The tick ovary is an attractive tissue for developing physiological bioassays because they account for over 50% of the mass of the pre-engorged female, they can easily be dissected and separated from other tissues such as the fat body, the Malpighian tubules and the intestines, where most xenobiotic detoxification occurs; the ovaries are enveloped in a layer of contractile smooth muscle and therefore they are an excitable tissue whose contractile response can be observed, recorded and quantified. This assay is particularly well suited to study molecules that have a pre-synaptic effect on the muscle such as adrenergics and pyrethroids. It was demonstrated in the house fly, and then in other arthropods, that cypermethrin disrupts nerve function by inhibiting the deactivation of the para-sodium channel, stabilizing its open configuration and thus prolonging the time the channel is opened, promoting a strong axon depolarization, leading to the rapid induction of axon conduction block and failure of neuromuscular transmission which in turn induces flaccid paralysis [1, 3, 7, 8, 20, 26, 27]. We found that cypermethrin also induces flaccid paralysis of the smooth muscle of the tick ovary, severely impairing ovary contraction of the susceptible strain at 3 µM and completely inhibiting all ovary reaction at 5 and 9 µM, however, ovaries of the resistant strain were still able to contract even at a 15 µM concentration that is three times more than the lowest concentration that totally inhibits ovary contraction in the susceptible strain. Type II pyrethroid resistance has been described as a knock down resistant phenotype (kdr). Type II pyrethroids prevent the closure of the para-sodium channel blocking synaptic transmission causing flaccid paralysis. Knock down resistant phenotype mutants reduce the affinity for the pyrethroid binding site of the channel reducing its effect (Table 1). The SNPs associated with kdr populations have previously been reported and correlated with resistant populations, however, to our knowledge this is the first report that correlates the presence of these mutations with a measurable physiological effect in tick tissue.
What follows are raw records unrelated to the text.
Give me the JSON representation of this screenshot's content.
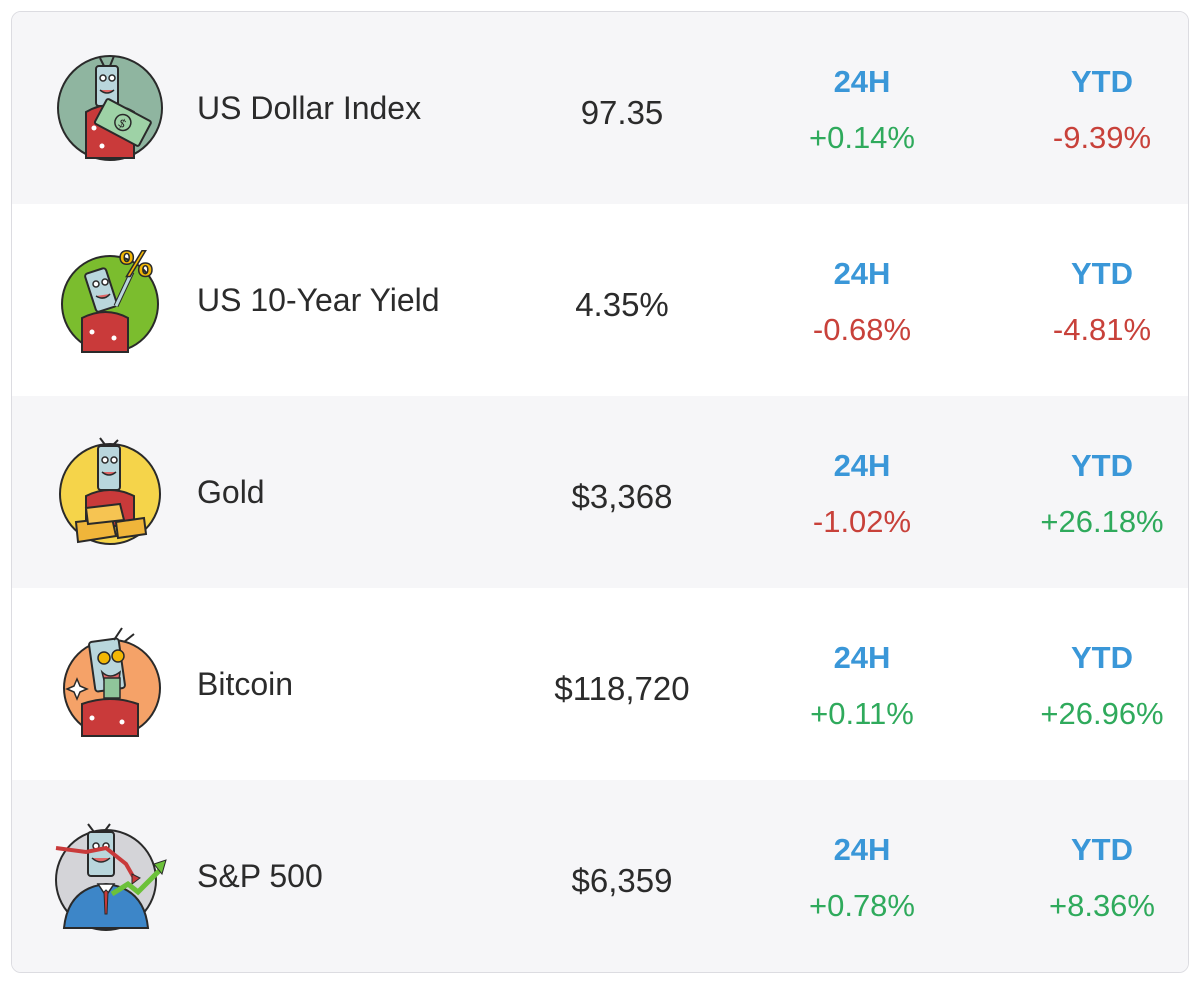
{
  "colors": {
    "label_blue": "#3a97d8",
    "positive_green": "#2faa5c",
    "negative_red": "#c8413a",
    "row_shade": "#f6f6f8"
  },
  "rows": [
    {
      "name": "US Dollar Index",
      "price": "97.35",
      "h24_label": "24H",
      "h24_value": "+0.14%",
      "h24_direction": "up",
      "ytd_label": "YTD",
      "ytd_value": "-9.39%",
      "ytd_direction": "down",
      "avatar_icon": "dollar-mascot-icon"
    },
    {
      "name": "US 10-Year Yield",
      "price": "4.35%",
      "h24_label": "24H",
      "h24_value": "-0.68%",
      "h24_direction": "down",
      "ytd_label": "YTD",
      "ytd_value": "-4.81%",
      "ytd_direction": "down",
      "avatar_icon": "yield-mascot-icon"
    },
    {
      "name": "Gold",
      "price": "$3,368",
      "h24_label": "24H",
      "h24_value": "-1.02%",
      "h24_direction": "down",
      "ytd_label": "YTD",
      "ytd_value": "+26.18%",
      "ytd_direction": "up",
      "avatar_icon": "gold-mascot-icon"
    },
    {
      "name": "Bitcoin",
      "price": "$118,720",
      "h24_label": "24H",
      "h24_value": "+0.11%",
      "h24_direction": "up",
      "ytd_label": "YTD",
      "ytd_value": "+26.96%",
      "ytd_direction": "up",
      "avatar_icon": "bitcoin-mascot-icon"
    },
    {
      "name": "S&P 500",
      "price": "$6,359",
      "h24_label": "24H",
      "h24_value": "+0.78%",
      "h24_direction": "up",
      "ytd_label": "YTD",
      "ytd_value": "+8.36%",
      "ytd_direction": "up",
      "avatar_icon": "sp500-mascot-icon"
    }
  ]
}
This demonstrates that the toxic mechanism of type II pyrethroids in ticks and that the evolution of this type of resistance are analogous to what has been reported in other arthropods.

Conclusions

This is the first report that presents physiological evidence that the presence of the G184C, C190A, and T2134A mutations in the para-sodium channel correlates with the ability of maintaining muscle contractility in R. microplus when exposed to cypermethrin. These results support the hypothesis that these SNPs confer cypermethrin resistance in this organism by permitting the deactivation of the para-sodium channel thus avoiding pre-synaptic blockage that causes flaccid muscle paralysis. This work also demonstrates that the videometric assay that we previously validated can be used to detect more rapidly kdr-like cypermethrin resistant tick strains than other assays that involve larval mortality, because adult pre-engorged females can be directly assayed after they are collected on the field without waiting until eggs are laid and the larvae eclose.